Perhaps rather coincidentally, McVeigh's sister Jennifer said that during her
brother's November '94 visit to the McVeigh family home in Lockport, he confided
that he had been driving around with 1,000 pounds of explosives. During his
trial Prosecutor Beth Wilkinson asked Jennifer if she had questioned her brother
about why he was carrying so much. "I don't think I wanted to know," she
said.(268)

Just what was McVeigh doing driving around with explosives, and where did he
acquire them? Were these explosives part of the batch of ammonium-nitrate Terry
Nichols had allegedly purchased from the Mid-Kansas Co-op on October 20, or
perhaps the Dynamite and Tovex the government alleged Nichols stole from the
Martin Marietta rock quarry in September?

Obviously this, and McVeigh's expression of anger at the Federal Government,
would become the foundation of their case against him. In a letter Tim wrote to
Jennifer, he is highly critical of the ATF. The anonymous letter, which was sent
to the federal agency, was accompanied by a note that read: "All you tyrannical
motherfuckers will swing in the wind one day for your treasonous actions against
the Constitution and the United States." It concluded with the words, "Die, you
spineless cowardice bastards."(269)

"He was very angry," recalled Jennifer McVeigh during her brother's trial. "He
thought the government gassed and murdered the people there."
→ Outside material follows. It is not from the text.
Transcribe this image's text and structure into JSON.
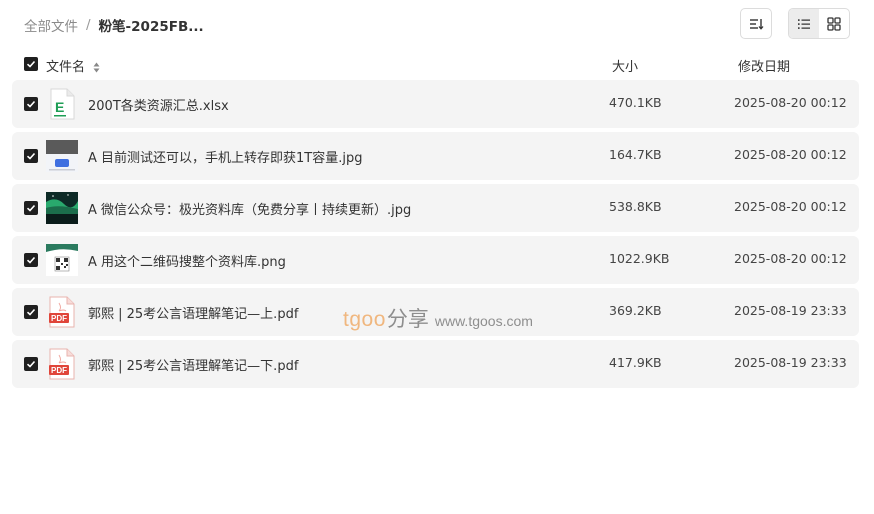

Jennifer also claimed her brother also wrote a letter to the American Legion
saying that ATF agents "are a bunch of fascist tyrants." He identified himself
in the letter as a member of the "citizens' militia." He also sent his sister
literature on the standoff at Ruby Ridge, the Constitution, and even a copy of
the Turner Diaries. (270)

By the Spring of 1995, he told Jennifer not to send any more letters to him
after May 1 because "G-men might get them." Then he sent her a letter saying,
"Something big is going to happen in the month of the Bull." He did not explain
what that meant, but Jennifer looked in her astrology book and saw that the
"month of the Bull" was April. McVeigh also advised her to extend her Spring
break--which began on April 8--a bit longer than the planned two weeks, and
instructed her to burn the letter.(271)

For McVeigh's part, he wrote that this "expression of rage" the government
claimed was so key, was nothing more than "part of my contribution to defense
of freedom, this call to arms. I intend to become more active in the future. I
would rather fight with pencil lead than bullet lead. We can win this war in
voting booth. If we have to fight in the streets, I would not be so sure. All
too often in the past, we gutsy gun owners have lost the battle because we have
failed to fight. The Brady Bill could have been defeated in Congress if gun
owners had become more involved in electing officials and communicating to those
officials what was expected to them. Start your defense today. Stamps are
cheaper than bullets and can be more effective."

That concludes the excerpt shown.